The part that takes some math would be how to act when it hits a max/min dimension. So if it was doing a square in a rectangle it knows to limit the coordinates at 450 and 0 in the x axis and let the Y keep going until all 4 max and mins have been reached…I started to get serious about this last night. Using a single seed point for circles, 2 for rectangles, 3 for triangles is within my immediate coding abilities. Also having it start at the outside and work in, and then do another random from the inside and work out.
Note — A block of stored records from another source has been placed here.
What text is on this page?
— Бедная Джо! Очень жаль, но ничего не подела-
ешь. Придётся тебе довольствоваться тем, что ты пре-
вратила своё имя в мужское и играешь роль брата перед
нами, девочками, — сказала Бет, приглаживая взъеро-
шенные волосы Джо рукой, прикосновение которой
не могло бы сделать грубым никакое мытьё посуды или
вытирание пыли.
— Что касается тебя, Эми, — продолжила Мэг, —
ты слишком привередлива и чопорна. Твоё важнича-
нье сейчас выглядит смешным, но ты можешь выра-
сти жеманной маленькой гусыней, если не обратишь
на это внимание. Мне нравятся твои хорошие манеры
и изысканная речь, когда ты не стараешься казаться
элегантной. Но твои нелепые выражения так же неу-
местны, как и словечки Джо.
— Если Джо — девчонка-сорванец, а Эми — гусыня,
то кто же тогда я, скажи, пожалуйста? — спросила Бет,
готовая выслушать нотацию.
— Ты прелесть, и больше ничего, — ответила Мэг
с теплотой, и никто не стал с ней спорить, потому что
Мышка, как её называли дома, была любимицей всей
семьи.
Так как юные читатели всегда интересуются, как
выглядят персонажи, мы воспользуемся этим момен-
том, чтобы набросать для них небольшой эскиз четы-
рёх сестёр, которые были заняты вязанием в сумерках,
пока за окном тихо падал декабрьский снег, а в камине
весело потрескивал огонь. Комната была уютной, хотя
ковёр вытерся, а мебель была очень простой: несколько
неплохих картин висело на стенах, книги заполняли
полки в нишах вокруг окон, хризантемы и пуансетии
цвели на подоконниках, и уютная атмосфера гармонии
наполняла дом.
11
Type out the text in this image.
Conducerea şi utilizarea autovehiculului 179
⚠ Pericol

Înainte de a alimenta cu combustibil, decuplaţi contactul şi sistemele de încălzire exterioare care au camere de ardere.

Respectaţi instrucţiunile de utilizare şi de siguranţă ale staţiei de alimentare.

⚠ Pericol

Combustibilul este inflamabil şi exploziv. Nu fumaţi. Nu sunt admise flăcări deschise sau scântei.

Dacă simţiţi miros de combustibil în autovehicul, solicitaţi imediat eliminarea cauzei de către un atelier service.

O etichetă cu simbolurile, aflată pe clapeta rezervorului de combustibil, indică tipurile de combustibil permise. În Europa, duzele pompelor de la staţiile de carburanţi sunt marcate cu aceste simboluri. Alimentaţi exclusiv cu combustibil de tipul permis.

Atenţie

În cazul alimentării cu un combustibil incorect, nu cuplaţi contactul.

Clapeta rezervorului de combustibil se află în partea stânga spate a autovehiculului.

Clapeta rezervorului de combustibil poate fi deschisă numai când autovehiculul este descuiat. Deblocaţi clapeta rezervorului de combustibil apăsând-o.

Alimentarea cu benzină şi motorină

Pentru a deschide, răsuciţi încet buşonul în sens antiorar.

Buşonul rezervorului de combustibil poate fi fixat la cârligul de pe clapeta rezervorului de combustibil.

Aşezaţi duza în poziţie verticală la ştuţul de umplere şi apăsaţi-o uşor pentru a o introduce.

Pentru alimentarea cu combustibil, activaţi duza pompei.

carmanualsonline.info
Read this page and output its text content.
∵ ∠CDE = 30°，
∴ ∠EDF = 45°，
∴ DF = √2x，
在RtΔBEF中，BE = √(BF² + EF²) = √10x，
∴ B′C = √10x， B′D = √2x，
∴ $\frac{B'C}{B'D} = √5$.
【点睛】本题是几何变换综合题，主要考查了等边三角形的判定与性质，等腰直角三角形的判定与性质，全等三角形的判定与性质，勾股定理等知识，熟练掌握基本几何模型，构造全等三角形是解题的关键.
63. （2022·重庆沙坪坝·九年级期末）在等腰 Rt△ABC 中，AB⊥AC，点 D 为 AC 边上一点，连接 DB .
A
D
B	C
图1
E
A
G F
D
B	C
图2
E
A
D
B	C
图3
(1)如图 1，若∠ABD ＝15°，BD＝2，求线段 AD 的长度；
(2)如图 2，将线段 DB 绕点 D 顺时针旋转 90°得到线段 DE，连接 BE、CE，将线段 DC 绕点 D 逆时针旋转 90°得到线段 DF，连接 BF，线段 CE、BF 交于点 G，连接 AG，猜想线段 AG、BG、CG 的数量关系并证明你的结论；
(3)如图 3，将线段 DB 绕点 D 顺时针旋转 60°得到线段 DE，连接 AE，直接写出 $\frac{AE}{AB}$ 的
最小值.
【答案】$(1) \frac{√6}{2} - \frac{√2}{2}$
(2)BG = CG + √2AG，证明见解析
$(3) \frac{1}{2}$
That would keep all the sand even and always park the ball in the home corner.

Adding patterns like that video would just put this over the top.

Now I need to build a full sized one with all low profile parts.

My kid’s school makes play sand with: “4 cups whole wheat flour and ½ cup vegetable oil.”

When it hits the outside, it either stops (pattern over) or it can clip it to that extent.

next_coord = compute_something(…)

next_coord.x = min(MAX_X, max(MIN_X, next_coord.x))

Or

if next_coord.x < MIN_X or next_coord.x > MAX_X:
all_done()

Dang it, I am going to be obsessed with this now…there goes any free time I had this week.

Hefe is there something like the size calculators I use that would make a web based one easy for me? I’m not too scared (just lazy) to learn a new language but I think it would be more fun to get it up and running faster.